The current difference between policy choices and incentives in this case lies outside the usual cultural, political, and public relations spheres that award dominance and long life to the victors. It is the fact that climate change is real, its influence (and costs) are growing, and science promises us that without greater control over greenhouse gases, the atmosphere’s temperature will approach a kind of free run, and nothing can stop continuing increases.
Costs-
Even the U.S. Military sees climate change as a reason to fortify their coastal bases, worldwide. Health experts bemoan the EPA’s current push not to regulate particulates smaller than PM2.5. They stay in the lungs and foster a variety of respiratory and cardiac problems. The health care costs of various air pollutants from combustion are enormous boosters of additional expenses and premature deaths.
Turning a blind eye toward previous regulations over air, water, and toxic waste has put the EPA into a role of a short-term Grim Reaper, and a longer-term presider over the coming climate disaster. Along the way to both we’ll see an unending growth in the social costs of prioritizing the operations and profits of extractive industries over the health and financial well-being of U.S. citizens. Private profits (with continued federal subsidies) will remain industry’s goal without responsibility to minimize damage or to pay for it after-the-fact. Legal action by others will be impossible if government regulations are permissive toward polluting extractors.
While a phalanx of federal lawyers write the new regulations for the EPA, another group of outside lawyers is opposing them at every turn. Multiple lawsuits have argued to maintain the 98 rules (featured above). The latest is attempting to preserve the Clean Power Plan.
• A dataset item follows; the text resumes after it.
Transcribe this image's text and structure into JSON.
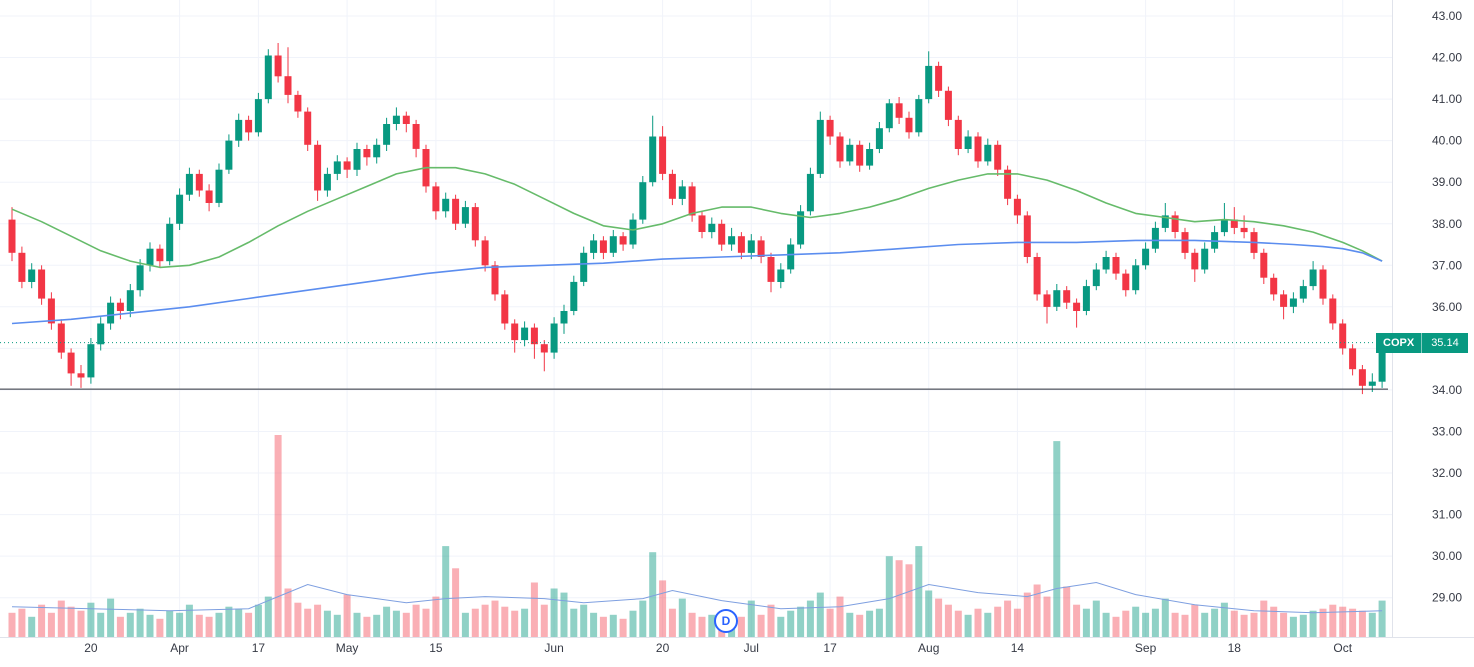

While the American Lung Association is the lead petitioner, the “et al.” in this lawsuit consists of multiple utilities, regulators, and auto manufacturers who have been gearing up to comply with the pre-Trump regulations.
They’ve sunk tens of millions into emissions controls, renewable electricity projects, and cleaner vehicle technologies. If the Trump-led EPA wins, the competitors to these compliant adopters will maintain a financial and regulatory advantage, rendering the petitioners’ investment as less effective. In a similar case of compliance to California’s (permitted) tighter auto emissions standards, Trump has sued and threatened to withhold Interstate Highway funds if California doesn’t buckle. Four major automakers are sticking with the tighter standards regardless—likely because a majority of consumers want higher mileage and less emissions.
A Double-barreled Hit-
Climate defense and human health will not be protected by a federal policy to gut existing standards. Allowing more pollution, toxic waste, and damage to humans, other animals, and plants will cost society far more than industry’s savings. A migration back to cheap and dirty electrons will reduce the momentum of renewable energy by cutting its savings potential and propping-up fossil businesses—all while the federal government continues to subsidize them.
This situation is as if the government realized the true cost of 450,000 smoking related deaths each year but continued to subsidize tobacco farmers (which it does). A cancellation of ALL subsidies in the energy sector would boost the competitive position of renewables and improve the health of all. Our federal government is doing something that right-wing partisans have whined about for years—but now they are picking fossil business interests as winners and sustainable renewables and public health as losers.